- Born: 27 December 1900 Zagreb, Austria-Hungary
- Died: 26 December 1980 (aged 79)
- Occupation: Architect
- Awards: Vladimir Nazor life achievement award (1968), Viktor Kovačić life achievement award (1972)
- Buildings: Napredak zadruga, Villa Fuhrmann, The Mountaineer's Home Tomislav

= Stjepan Planić =

Croatian architect (1900–1980)

Stjepan Planić (27 December 1900 – 26 December 1980) was a Croatian architect. His style can be described as a synthesis of functionalist and organic architecture.

==Biography==
From 1920 to 1922 he worked for the architect Rudolf Lubinsky and, after 1927, in his own practice in Zagreb. He also studied architecture (1927–31) at the Academy of Fine Arts Zagreb, in the studio of Drago Ibler and in 1931 joined the progressive group founded by Ibler, the Earth Group.

Planić was a protagonist of the social ideals of modern architecture as well as the aesthetic, and he had a special interest in social or low-cost housing. Ironically, however, he became a sought-after specialist in the design of luxury villas in Zagreb, and was thus marked as a hypocrite. In answer to this charges, he designed office and residential buildings in the centre of Zagreb, which are characterized by simplicity and functional planning; examples include the residential buildings in Draškovićeva Street (1932), Marinkovićeva Street, Bogovićeva Street (1937) and Martićeva Street (1938). He also wrote three "Letters on housing", in which he explains his working concepts in letters to a housewife.

In 1942 he converted the circular Arts Pavilion, Trg žrtava fašizma, Zagreb, designed by the sculptor Ivan Meštrović, into a mosque by adding three free-standing minarets around the body of the central cylinder and designing a new interior richly decorated with arabesques. The mosque, a monumental and somewhat bizarre addition to the Central European appearance of its surroundings, was demolished in 1949 for political reasons, and Planić was anathemized because of it.

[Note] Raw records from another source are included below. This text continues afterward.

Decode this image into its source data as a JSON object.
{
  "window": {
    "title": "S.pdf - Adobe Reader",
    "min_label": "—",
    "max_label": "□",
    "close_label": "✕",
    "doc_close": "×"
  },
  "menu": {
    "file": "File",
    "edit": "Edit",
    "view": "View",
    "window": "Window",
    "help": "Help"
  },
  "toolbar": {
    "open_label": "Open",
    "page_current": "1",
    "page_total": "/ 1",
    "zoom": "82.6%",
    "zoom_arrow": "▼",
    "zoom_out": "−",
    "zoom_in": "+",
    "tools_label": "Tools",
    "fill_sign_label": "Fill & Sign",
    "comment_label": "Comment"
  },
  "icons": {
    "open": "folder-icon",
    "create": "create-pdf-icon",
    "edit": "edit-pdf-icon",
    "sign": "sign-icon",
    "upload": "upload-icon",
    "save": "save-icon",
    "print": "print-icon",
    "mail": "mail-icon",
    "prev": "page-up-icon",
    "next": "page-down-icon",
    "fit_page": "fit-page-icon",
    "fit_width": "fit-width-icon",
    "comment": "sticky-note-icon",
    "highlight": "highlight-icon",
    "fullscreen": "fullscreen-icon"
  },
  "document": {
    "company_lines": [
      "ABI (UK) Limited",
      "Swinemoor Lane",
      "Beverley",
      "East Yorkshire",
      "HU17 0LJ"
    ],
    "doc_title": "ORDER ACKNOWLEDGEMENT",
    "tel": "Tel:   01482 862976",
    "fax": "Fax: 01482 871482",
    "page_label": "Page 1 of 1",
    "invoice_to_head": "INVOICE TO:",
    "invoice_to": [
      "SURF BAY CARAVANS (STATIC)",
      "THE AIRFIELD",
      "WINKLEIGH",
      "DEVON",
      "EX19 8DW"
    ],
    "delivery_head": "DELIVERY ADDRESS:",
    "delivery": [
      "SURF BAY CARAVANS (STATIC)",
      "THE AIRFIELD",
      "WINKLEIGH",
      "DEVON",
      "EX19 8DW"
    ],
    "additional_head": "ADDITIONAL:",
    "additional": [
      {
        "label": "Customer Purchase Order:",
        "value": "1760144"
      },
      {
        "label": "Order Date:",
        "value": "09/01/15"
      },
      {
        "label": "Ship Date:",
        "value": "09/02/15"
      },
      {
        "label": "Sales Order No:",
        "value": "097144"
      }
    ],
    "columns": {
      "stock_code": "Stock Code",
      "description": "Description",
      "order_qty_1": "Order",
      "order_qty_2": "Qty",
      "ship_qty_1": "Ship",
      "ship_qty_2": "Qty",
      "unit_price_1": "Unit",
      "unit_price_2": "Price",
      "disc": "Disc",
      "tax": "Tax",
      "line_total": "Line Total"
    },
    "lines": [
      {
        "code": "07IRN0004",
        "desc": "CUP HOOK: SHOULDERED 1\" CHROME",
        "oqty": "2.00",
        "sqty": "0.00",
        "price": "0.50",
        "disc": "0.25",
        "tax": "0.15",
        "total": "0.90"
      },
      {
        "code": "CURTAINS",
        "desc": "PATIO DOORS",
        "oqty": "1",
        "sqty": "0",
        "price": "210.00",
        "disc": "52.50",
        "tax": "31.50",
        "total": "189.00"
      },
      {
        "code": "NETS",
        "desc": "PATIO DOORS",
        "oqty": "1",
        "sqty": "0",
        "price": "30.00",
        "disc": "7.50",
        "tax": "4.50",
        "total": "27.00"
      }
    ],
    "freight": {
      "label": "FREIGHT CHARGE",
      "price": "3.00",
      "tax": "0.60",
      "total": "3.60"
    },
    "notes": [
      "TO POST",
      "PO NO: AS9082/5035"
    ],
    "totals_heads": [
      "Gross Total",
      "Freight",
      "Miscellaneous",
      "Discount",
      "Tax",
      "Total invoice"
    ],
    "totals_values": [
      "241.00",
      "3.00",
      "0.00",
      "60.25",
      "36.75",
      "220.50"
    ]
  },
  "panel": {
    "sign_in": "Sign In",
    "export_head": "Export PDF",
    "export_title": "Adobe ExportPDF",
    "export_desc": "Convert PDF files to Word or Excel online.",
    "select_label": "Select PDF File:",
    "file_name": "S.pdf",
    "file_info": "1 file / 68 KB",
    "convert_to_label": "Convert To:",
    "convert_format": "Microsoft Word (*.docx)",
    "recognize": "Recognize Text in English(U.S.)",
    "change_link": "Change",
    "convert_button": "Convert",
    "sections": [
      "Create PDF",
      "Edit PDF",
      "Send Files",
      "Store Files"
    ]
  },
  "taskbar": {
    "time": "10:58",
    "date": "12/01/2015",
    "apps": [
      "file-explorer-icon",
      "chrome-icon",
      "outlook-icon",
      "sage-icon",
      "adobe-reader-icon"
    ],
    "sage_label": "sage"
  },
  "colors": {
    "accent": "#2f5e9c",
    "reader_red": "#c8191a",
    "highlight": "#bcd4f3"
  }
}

After the war, he worked in the Ministry of Construction (1945–1950), Principle Directory of Construction (1950–1952) Secretariat for Construction and Urbanism (1959–1962).

On 30 July 1970 Planić retired but continued with his architectural work. In 1968 he received the Vladimir Nazor Award for Lifetime Achievement and in 1972 the "Viktor Kovačić" Award for Lifetime Achievement.